In “Aftermath,” the Kalina brothers, whose family had been residents of the town for many generations, discovered Jewish tombstones that were being used to pave roadways within the town. In an attempt to salvage the honor of these deceased Jewish residents, one brother digs up as many of the headstones that he can find and places them together in an open field where he washes them down to reveal their Hebrew inscriptions. In doing so, the brothers are threatening to reveal the secret that the “peaceful” villagers have been trying to conceal for over 70 years. Thus they become the target of verbal abuse and assault by the locals.

The film ends tragically with the revelation that the brothers’ own family had been active participants in the massacre of their neighbors.

The book and the film precipitated considerable antisemitism in the Polish media. The film was banned in some Polish towns. The rightwing and antisemites accused the film of being part of a Jewish conspiracy to tarnish Poland’s reputation. Marciej Stuhr, the actor who played the younger brother who saved the tombstones, received death threats while at the same time winning the Polish Film Academy Award for Best Actor. He was the butt of significant abuse and was even accused of being a “Yid.” In an article by a prominent Polish newspaper, he was accused of being a “walking symbol of simplifying and manipulating history for the sake of commercial success.”

Ironically, at the same time, large portions of the Polish population not only praised the film, but welcomed it. Poland’s cultural minister at the time lauded the film, which was eventually awarded the Best Picture of the Year by the Polish Film Academy. Yet, the powers that be still did not designate the movie as its national nomination for the Academy Awards Best Foreign Language Film Award, with the thinking that it is one thing to honor the film internally and something quite different to bring it international acclaim and attention!

As to the reactions in Poland to the revelations of the 2001 publication “Neighbors,” an entity created by the Polish Parliament began investigating the Jedwabne Massacre. After three years, the case was closed because no living perpetrators could be identified. However, after a review of the 1949 judicial proceedings and a new investigation by a special prosecutor, a conclusion was drawn. “While the crime was inspired by the Germans, it was the Polish population that executed the atrocity… The perpetrators of these crimes were the Polish inhabitants of Jedwabne and the surrounding area.”
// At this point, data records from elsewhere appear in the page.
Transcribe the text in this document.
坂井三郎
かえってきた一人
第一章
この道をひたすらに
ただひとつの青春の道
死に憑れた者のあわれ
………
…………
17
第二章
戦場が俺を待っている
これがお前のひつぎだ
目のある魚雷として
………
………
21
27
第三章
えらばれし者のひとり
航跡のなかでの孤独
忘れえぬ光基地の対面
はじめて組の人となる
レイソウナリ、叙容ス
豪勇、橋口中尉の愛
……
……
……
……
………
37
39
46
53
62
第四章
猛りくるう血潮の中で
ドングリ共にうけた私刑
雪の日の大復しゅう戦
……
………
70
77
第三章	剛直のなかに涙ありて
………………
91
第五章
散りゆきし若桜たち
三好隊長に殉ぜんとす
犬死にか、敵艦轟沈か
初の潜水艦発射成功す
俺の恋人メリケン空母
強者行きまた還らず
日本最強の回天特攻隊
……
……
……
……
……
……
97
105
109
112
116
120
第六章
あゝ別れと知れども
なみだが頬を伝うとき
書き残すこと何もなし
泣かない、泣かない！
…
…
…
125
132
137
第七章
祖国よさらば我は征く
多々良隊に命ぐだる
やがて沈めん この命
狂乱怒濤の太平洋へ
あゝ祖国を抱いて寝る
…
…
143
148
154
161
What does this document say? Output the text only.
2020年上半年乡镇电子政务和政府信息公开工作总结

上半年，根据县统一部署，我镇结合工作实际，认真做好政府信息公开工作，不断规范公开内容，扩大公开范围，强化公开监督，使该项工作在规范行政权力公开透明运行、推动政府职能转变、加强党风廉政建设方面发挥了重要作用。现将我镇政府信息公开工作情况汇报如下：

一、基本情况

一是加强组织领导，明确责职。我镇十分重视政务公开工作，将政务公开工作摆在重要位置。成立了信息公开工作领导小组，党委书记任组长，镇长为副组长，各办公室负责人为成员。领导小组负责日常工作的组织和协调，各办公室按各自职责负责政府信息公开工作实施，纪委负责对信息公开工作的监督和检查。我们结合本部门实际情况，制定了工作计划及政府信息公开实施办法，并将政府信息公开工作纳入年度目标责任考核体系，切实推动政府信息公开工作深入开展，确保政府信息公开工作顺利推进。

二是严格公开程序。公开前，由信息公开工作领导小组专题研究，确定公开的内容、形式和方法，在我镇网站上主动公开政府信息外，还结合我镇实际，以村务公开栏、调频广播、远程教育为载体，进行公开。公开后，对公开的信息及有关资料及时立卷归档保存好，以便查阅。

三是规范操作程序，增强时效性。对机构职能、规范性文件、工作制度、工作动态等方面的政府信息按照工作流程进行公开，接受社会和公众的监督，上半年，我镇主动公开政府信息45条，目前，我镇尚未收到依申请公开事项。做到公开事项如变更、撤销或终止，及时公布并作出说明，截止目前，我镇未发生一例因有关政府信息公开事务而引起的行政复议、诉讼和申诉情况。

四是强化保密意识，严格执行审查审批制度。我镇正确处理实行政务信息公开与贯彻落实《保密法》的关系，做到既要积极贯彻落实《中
Despite this conclusion, antisemitism in Poland has increased as a result of “Neighbors” and “Aftermath.” Many Poles still maintain that not a single Pole was involved in the Jedwabne butchery. However, there was another reaction. Not long after the government report confirming that Poles carried out the Jedwabne Massacre as well as many other similar ones, the plaque that claimed that the Nazis had killed the Jews was removed. A few months later, on the 60th anniversary of the pogrom, a ceremony was held at the site of the barn. The President of Poland participated in the nationally televised event and formally apologized for the Jedwabne Pogrom and others like it. A new inscription was placed upon the plaque which read, “In memory of the Jews of Jedwabne and surrounding areas, men, women and children, fellow dwellers of this land, murdered and burned alive at this site on 10 July 1941.”